Tytuł: Ogończa 800 lb
Wiadomość wysłana przez: grzesiek76 w 18.03.2015, 10:16
Jeff Corwin i jego rekordowa ogończa z Tajlandii. Brawo !!!
http://www.wkrg.com/story/28464823/jeff-corwin-finds-800-pound-stingray

Wody Tajlandii zamieszkują prawdopodobnie jeszcze większe okazy słodkowodnych ogończy. Przynajmniej takie są relacje tubylców. Nieoficjalnie złowiono już okaz o wadze około 1000lb..
Połów tych ryb, to już prawdziwe Big Game...
Tytuł: Odp: Ogończa 800 lb
Wiadomość wysłana przez: pio19681 w 18.03.2015, 15:54
Ciekawe, czy mają taką patelnię? :D
Tytuł: Odp: Ogończa 800 lb
Wiadomość wysłana przez: Marcin w 18.03.2015, 18:06
Ciekawe, czy mają taką patelnię? :D
:thumbup: ;D
Tytuł: Odp: Ogończa 800 lb
Wiadomość wysłana przez: Luk w 18.03.2015, 23:04
Ale bydlę... Jak się holuje cos takiego??? :D
Tytuł: Odp: Ogończa 800 lb
Wiadomość wysłana przez: grzesiek76 w 19.03.2015, 07:51
Jest ciężko :) Sprzęt typowo morski, Potężne kije, mocarne multiplikatory... Co dość ciekawe najczęściej stosowane jest tradycyjna żyłka monofilowa. Ale o dużych średnicach 1,5- nawet 2mm.
No i potrzebna jest dobra kondycja... Z komercyjnego podwórka, to Jeremy Wade skarżył się kiedyś, że w czasie holu wielkiej ogończy, zerwał mięsień dwugłowy...:)
Fakt, hol tak wielkich ogończy trwa kilka godzin...Ciężka robota.  Ogólnie to chyba właśnie Himantura Chaophraya  jest najsilniejszą rybą, o niewiarygodnej kondycji.

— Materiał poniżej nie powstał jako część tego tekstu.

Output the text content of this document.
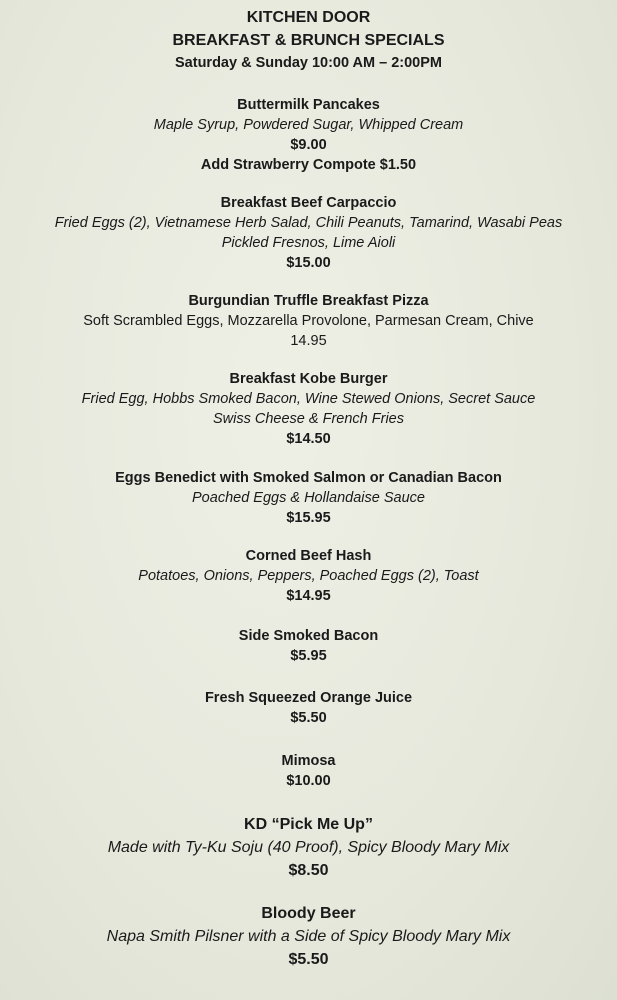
KITCHEN DOOR
BREAKFAST & BRUNCH SPECIALS
Saturday & Sunday 10:00 AM – 2:00PM
Buttermilk Pancakes
Maple Syrup, Powdered Sugar, Whipped Cream
$9.00
Add Strawberry Compote $1.50
Breakfast Beef Carpaccio
Fried Eggs (2), Vietnamese Herb Salad, Chili Peanuts, Tamarind, Wasabi Peas
Pickled Fresnos, Lime Aioli
$15.00
Burgundian Truffle Breakfast Pizza
Soft Scrambled Eggs, Mozzarella Provolone, Parmesan Cream, Chive
14.95
Breakfast Kobe Burger
Fried Egg, Hobbs Smoked Bacon, Wine Stewed Onions, Secret Sauce
Swiss Cheese & French Fries
$14.50
Eggs Benedict with Smoked Salmon or Canadian Bacon
Poached Eggs & Hollandaise Sauce
$15.95
Corned Beef Hash
Potatoes, Onions, Peppers, Poached Eggs (2), Toast
$14.95
Side Smoked Bacon
$5.95
Fresh Squeezed Orange Juice
$5.50
Mimosa
$10.00
KD “Pick Me Up”
Made with Ty-Ku Soju (40 Proof), Spicy Bloody Mary Mix
$8.50
Bloody Beer
Napa Smith Pilsner with a Side of Spicy Bloody Mary Mix
$5.50
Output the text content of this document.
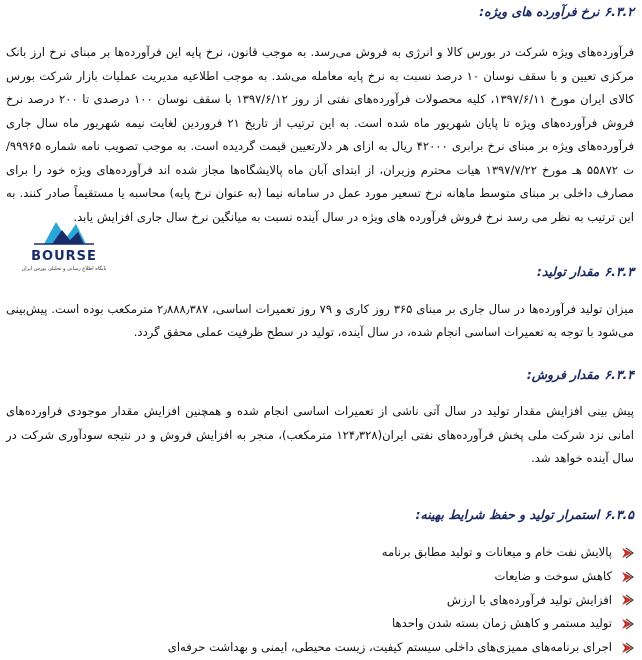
۶.۳.۲نرخ فرآورده های ویژه:
فرآورده‌های ویژه شرکت در بورس کالا و انرژی به فروش می‌رسد. به موجب قانون، نرخ پایه این فرآورده‌ها بر مبنای نرخ ارز بانک مرکزی تعیین و با سقف نوسان ۱۰ درصد نسبت به نرخ پایه معامله می‌شد. به موجب اطلاعیه مدیریت عملیات بازار شرکت بورس کالای ایران مورخ ۱۳۹۷/۶/۱۱، کلیه محصولات فرآورده‌های نفتی از روز ۱۳۹۷/۶/۱۲ با سقف نوسان ۱۰۰ درصدی تا ۲۰۰ درصد نرخ فروش فرآورده‌های ویژه تا پایان شهریور ماه شده است. به این ترتیب از تاریخ ۲۱ فروردین لغایت نیمه شهریور ماه سال جاری فرآورده‌های ویژه بر مبنای نرخ برابری ۴۲۰۰۰ ریال به ازای هر دلارتعیین قیمت گردیده است. به موجب تصویب نامه شماره ۹۹۹۶۵/ت ۵۵۸۷۲ هـ مورخ ۱۳۹۷/۷/۲۲ هیات محترم وزیران، از ابتدای آبان ماه پالایشگاه‌ها مجاز شده اند فرآورده‌های ویژه خود را برای مصارف داخلی بر مبنای متوسط ماهانه نرخ تسعیر مورد عمل در سامانه نیما (به عنوان نرخ پایه) محاسبه یا مستقیماً صادر کنند. به این ترتیب به نظر می رسد نرخ فروش فرآورده های ویژه در سال آینده نسبت به میانگین نرخ سال جاری افزایش یابد.
۶.۳.۳مقدار تولید:
میزان تولید فرآورده‌ها در سال جاری بر مبنای ۳۶۵ روز کاری و ۷۹ روز تعمیرات اساسی، ۲٫۸۸۸٫۳۸۷ مترمکعب بوده است. پیش‌بینی می‌شود با توجه به تعمیرات اساسی انجام شده، در سال آینده، تولید در سطح ظرفیت عملی محقق گردد.
۶.۳.۴مقدار فروش:
پیش بینی افزایش مقدار تولید در سال آتی ناشی از تعمیرات اساسی انجام شده و همچنین افزایش مقدار موجودی فراورده‌های امانی نزد شرکت ملی پخش فرآورده‌های نفتی ایران(۱۲۴٫۳۲۸ مترمکعب)، منجر به افزایش فروش و در نتیجه سودآوری شرکت در سال آینده خواهد شد.
۶.۳.۵استمرار تولید و حفظ شرایط بهینه:
پالایش نفت خام و میعانات و تولید مطابق برنامه
کاهش سوخت و ضایعات
افزایش تولید فرآورده‌های با ارزش
تولید مستمر و کاهش زمان بسته شدن واحدها
اجرای برنامه‌های ممیزی‌های داخلی سیستم کیفیت، زیست محیطی، ایمنی و بهداشت حرفه‌ای
BOURSE
پایگاه اطلاع رسانی و تحلیلی بورس ایران
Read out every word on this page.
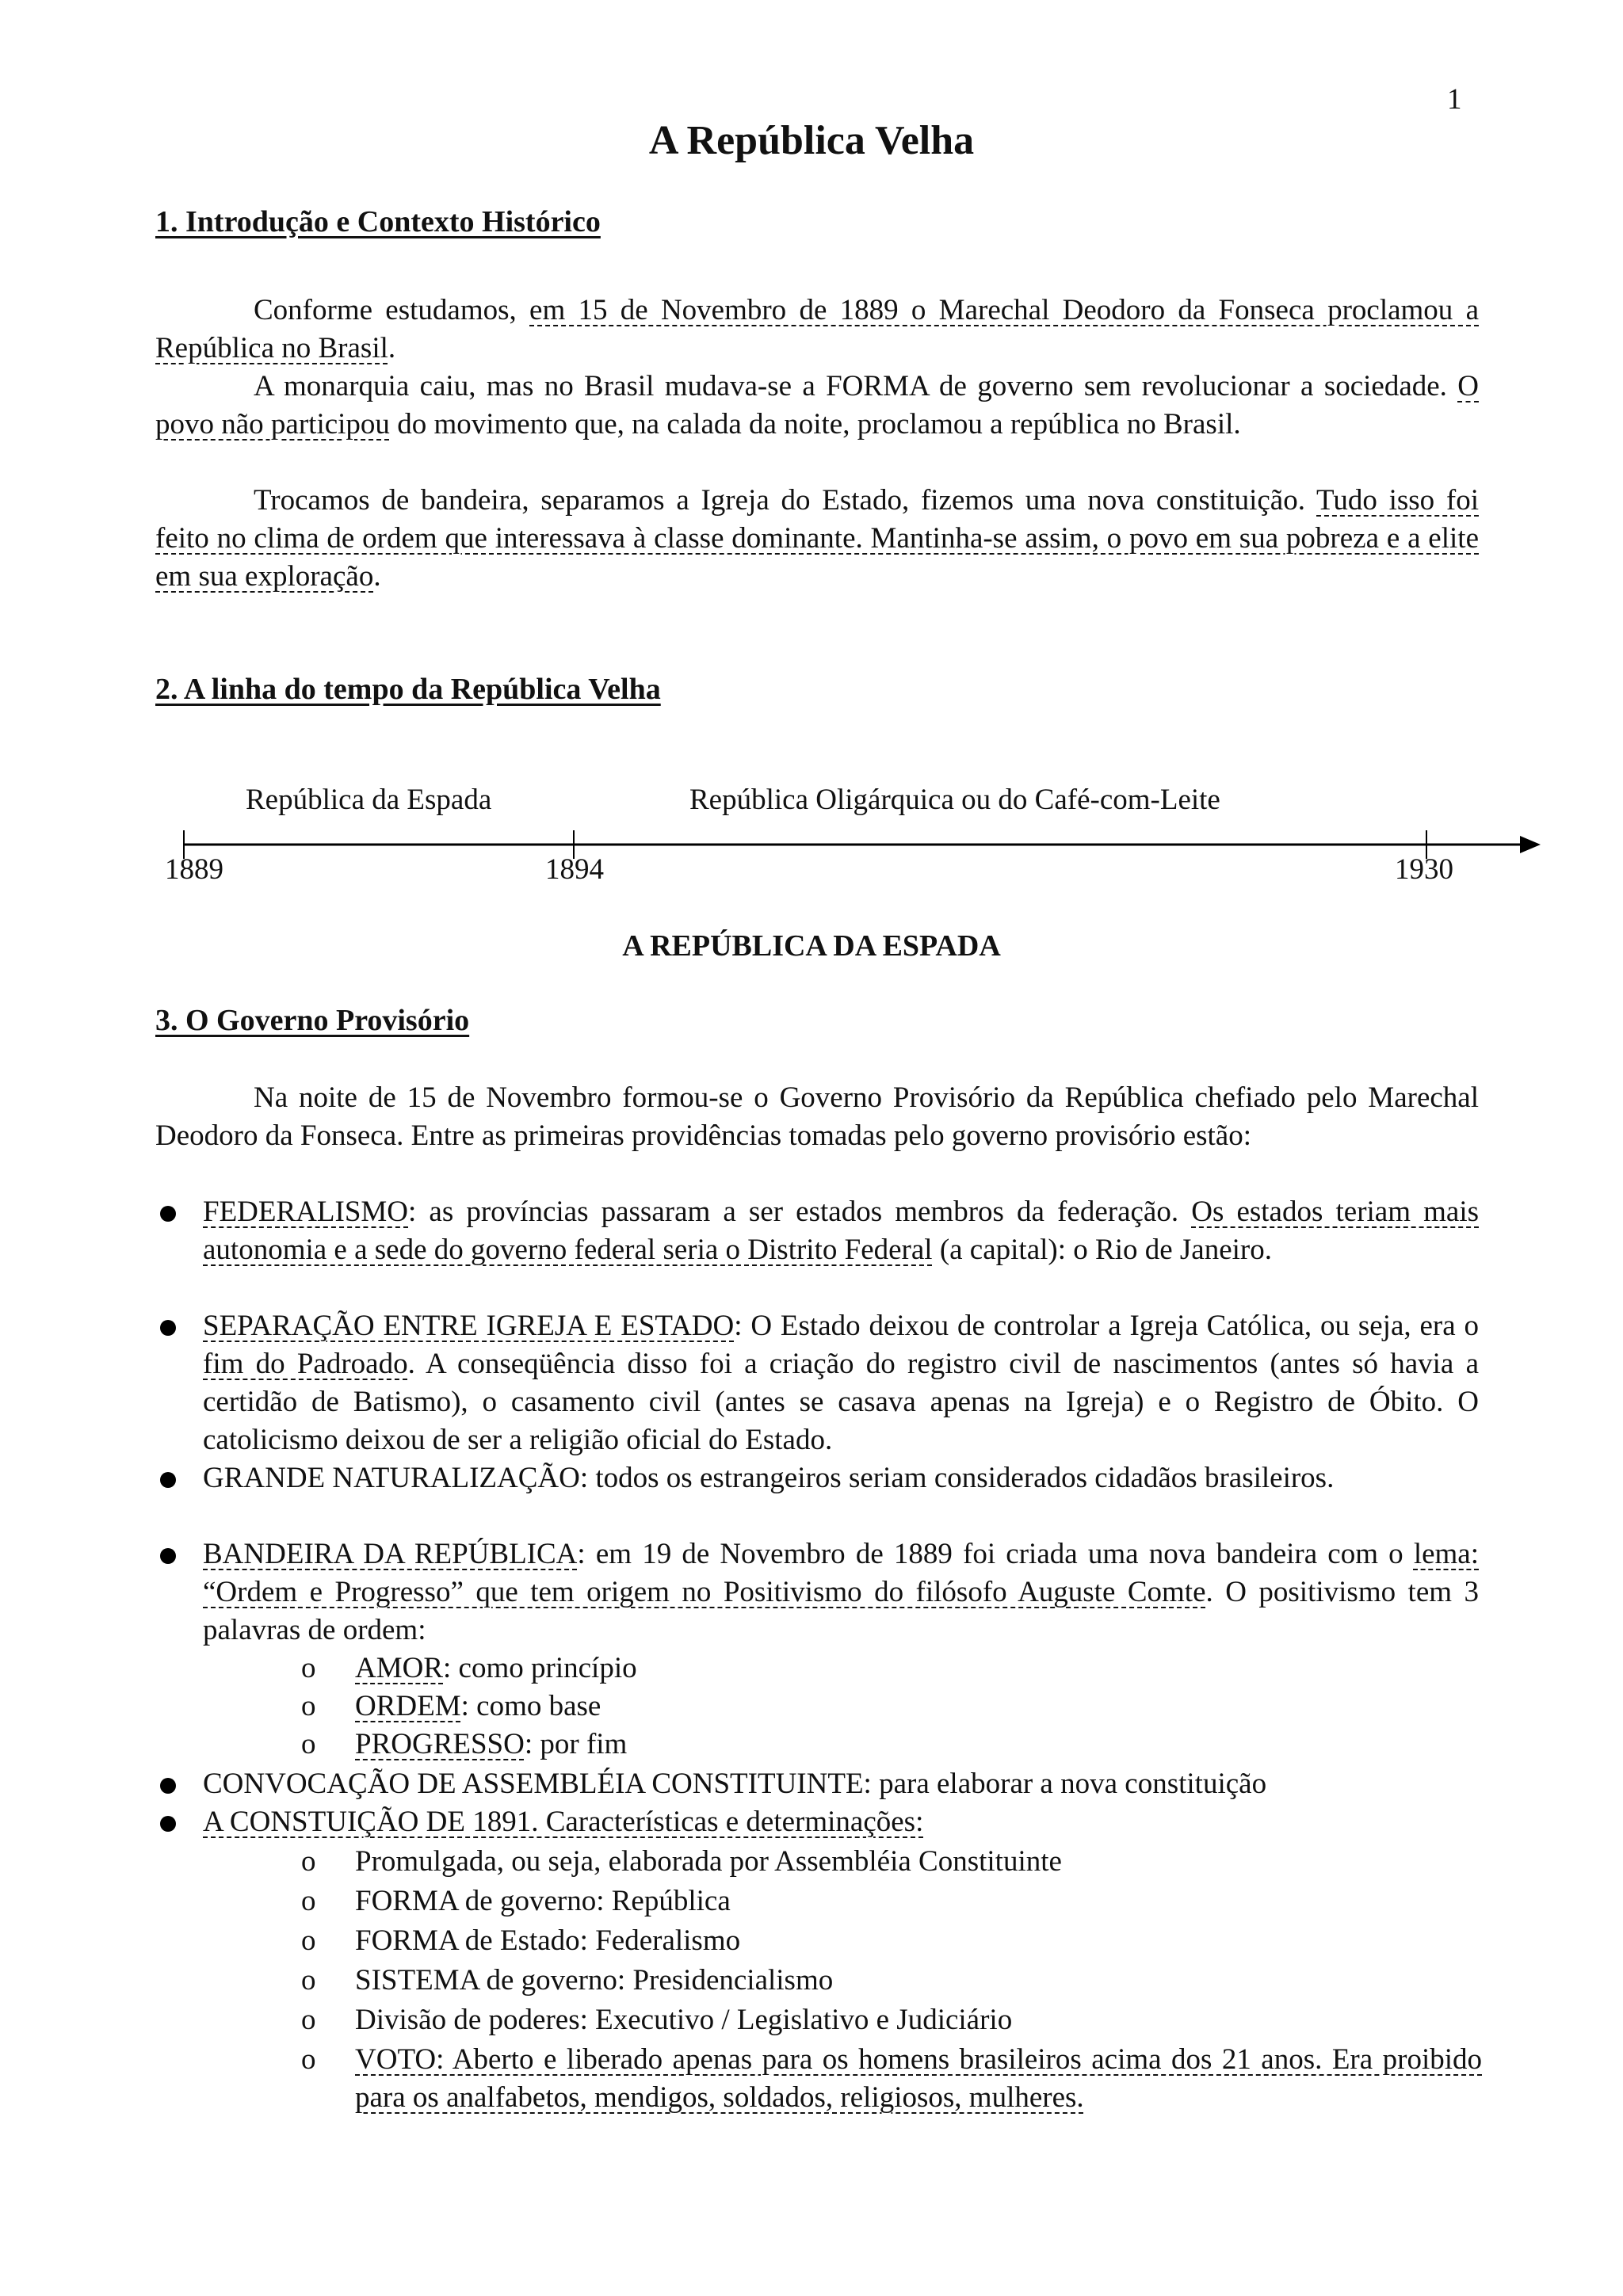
1
A República Velha
1. Introdução e Contexto Histórico

Conforme estudamos, em 15 de Novembro de 1889 o Marechal Deodoro da Fonseca proclamou a República no Brasil.

A monarquia caiu, mas no Brasil mudava-se a FORMA de governo sem revolucionar a sociedade. O povo não participou do movimento que, na calada da noite, proclamou a república no Brasil.

Trocamos de bandeira, separamos a Igreja do Estado, fizemos uma nova constituição. Tudo isso foi feito no clima de ordem que interessava à classe dominante. Mantinha-se assim, o povo em sua pobreza e a elite em sua exploração.

2. A linha do tempo da República Velha
República da Espada	República Oligárquica ou do Café-com-Leite
1889	1894	1930
A REPÚBLICA DA ESPADA
3. O Governo Provisório

Na noite de 15 de Novembro formou-se o Governo Provisório da República chefiado pelo Marechal Deodoro da Fonseca. Entre as primeiras providências tomadas pelo governo provisório estão:

FEDERALISMO: as províncias passaram a ser estados membros da federação. Os estados teriam mais autonomia e a sede do governo federal seria o Distrito Federal (a capital): o Rio de Janeiro.
SEPARAÇÃO ENTRE IGREJA E ESTADO: O Estado deixou de controlar a Igreja Católica, ou seja, era o fim do Padroado. A conseqüência disso foi a criação do registro civil de nascimentos (antes só havia a certidão de Batismo), o casamento civil (antes se casava apenas na Igreja) e o Registro de Óbito. O catolicismo deixou de ser a religião oficial do Estado.
GRANDE NATURALIZAÇÃO: todos os estrangeiros seriam considerados cidadãos brasileiros.
BANDEIRA DA REPÚBLICA: em 19 de Novembro de 1889 foi criada uma nova bandeira com o lema: “Ordem e Progresso” que tem origem no Positivismo do filósofo Auguste Comte. O positivismo tem 3 palavras de ordem:
o AMOR: como princípio
o ORDEM: como base
o PROGRESSO: por fim
CONVOCAÇÃO DE ASSEMBLÉIA CONSTITUINTE: para elaborar a nova constituição
A CONSTUIÇÃO DE 1891. Características e determinações:
o Promulgada, ou seja, elaborada por Assembléia Constituinte
o FORMA de governo: República
o FORMA de Estado: Federalismo
o SISTEMA de governo: Presidencialismo
o Divisão de poderes: Executivo / Legislativo e Judiciário
o VOTO: Aberto e liberado apenas para os homens brasileiros acima dos 21 anos. Era proibido para os analfabetos, mendigos, soldados, religiosos, mulheres.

Przy zastosowaniu podobnej klasy sprzętu, hol choćby marlina, czy tuńczyka o zbliżonych rozmiarach, trwa zdecydowanie krócej. Jest tylko bardziej dynamiczny i widowiskowy.
Stingray walczy pasywnie. Jest najczęściej "nieustępliwy" do ostatnich minut, często wielogodzinnej walki...
Tytuł: Odp: Ogończa 800 lb
Wiadomość wysłana przez: bigdom w 19.03.2015, 08:03

No i potrzebna jest dobra kondycja... Z komercyjnego podwórka, to Jeremy Wade skarżył się kiedyś, że w czasie holu wielkiej ogończy, zerwał mięsień dwugłowy...:)


Nie dziwie się. Ta rybka nie chodzi w jego wadze :)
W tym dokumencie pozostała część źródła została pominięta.